The booth, designed by me with advice from James McShane, includes a small plywood table we found on the street during our first years in Providence; a kitchen stool whose origins I have forgotten; cardboard signs made from old cartons and painted, like the table, with house paint that came with our house; dowels and a beach umbrella from Benny’s; a big newsprint pad from RISD 2nd Life (for the map of RI, to put your worries on); markers from the Brown Bookstore (to draw on the map with); three bungee cords borrowed from my mom; three big metal clips, and two small ones, borrowed from James; a fancy box I had already; thin brown and blue cardboard, lined paper and a three-ring binder from RISD 2nd Life (later I also ransacked some yard-sale pads of lined paper); a plastic poncho left over from someone’s wedding; a handtruck left over from when we moved. I probably spent about $30 on materials that were solely for the booth, but of course I bought other things, like the handtruck, at other times.
The beach umbrella was meant to help me do the booth rain or shine, but what actually happened was that when it rained, I huddled under the umbrella trying to pull its edges to simultaneously cover me and the booth while keeping it from blowing away Mary Poppins-style. Rainy days were not busy days — not because people didn’t go by but because they didn’t want to stop. Setup in the rain was okay but takedown in the rain, which happened once or twice, was hideous, because I was wrapping wet things in other wet things, stacking wet things on top of other wet things, and I myself was wet, extremely so. Also, the route to and from the site was more complicated in the rain because I had to work around puddles and clogged storm drains. After a number of chilly days (it was a chilly May) I finally learned to dress properly for the weather, especially the wind.
I also learned not to drink water before my booth shifts. I really didn’t think the bathroom thing through at all — I don’t know where I would have gone in an emergency. The main risk to the booth if I left it would, I think, have been wind — the cardboard made it into a sail — and possible hostility, though as I’ve said many times, I encountered far less hostility than I expected. Occasionally I remembered to bring a snack, and a couple of times ministering angels named Darcie Dennigan and Deb Dormody, respectively, brought one to me.
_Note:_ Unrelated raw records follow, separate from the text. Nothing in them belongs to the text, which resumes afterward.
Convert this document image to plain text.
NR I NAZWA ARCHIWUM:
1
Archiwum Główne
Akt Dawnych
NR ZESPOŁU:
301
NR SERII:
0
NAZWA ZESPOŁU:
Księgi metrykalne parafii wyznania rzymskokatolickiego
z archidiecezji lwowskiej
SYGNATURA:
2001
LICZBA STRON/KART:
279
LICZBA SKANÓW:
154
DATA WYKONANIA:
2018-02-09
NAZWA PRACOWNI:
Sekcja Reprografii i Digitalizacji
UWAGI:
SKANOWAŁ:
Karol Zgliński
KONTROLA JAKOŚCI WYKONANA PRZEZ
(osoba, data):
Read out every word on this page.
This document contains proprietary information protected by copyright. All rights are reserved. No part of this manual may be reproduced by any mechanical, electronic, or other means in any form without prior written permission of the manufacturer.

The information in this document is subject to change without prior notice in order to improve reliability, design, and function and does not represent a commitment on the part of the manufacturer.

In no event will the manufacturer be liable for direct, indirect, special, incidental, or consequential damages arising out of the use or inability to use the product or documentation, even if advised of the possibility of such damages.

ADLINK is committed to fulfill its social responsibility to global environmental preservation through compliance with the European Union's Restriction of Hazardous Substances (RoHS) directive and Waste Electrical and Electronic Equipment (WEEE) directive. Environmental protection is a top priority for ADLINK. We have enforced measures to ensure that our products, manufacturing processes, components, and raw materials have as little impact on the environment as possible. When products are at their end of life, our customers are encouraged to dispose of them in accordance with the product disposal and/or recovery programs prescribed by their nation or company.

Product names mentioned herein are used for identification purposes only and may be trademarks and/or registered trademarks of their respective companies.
To get people to know about it, I made this site, emailed people I know about it, and started posting here about a month before I started setting up the booth. I joined Twitter and Facebook. I approached writers at the Providence Journal and the Providence Phoenix to see if they wanted to come down and write about it (they did). I put up flyers around downtown, the East Side where I work, and the West Side where I live, and a few Brown students who work on climate change mitigation and climate justice helped put up flyers as well. A lot of people who knew me, including one of those students, did come by, some to participate and some just to keep me company. A couple of people have been willing to take shifts for me — one at the Washington County Fair, one tomorrow at Providence Parking Day — but no one did this downtown. I sat there every day, 3-6 or 3-5, with my shingle hung out: THE DOCTOR IS IN.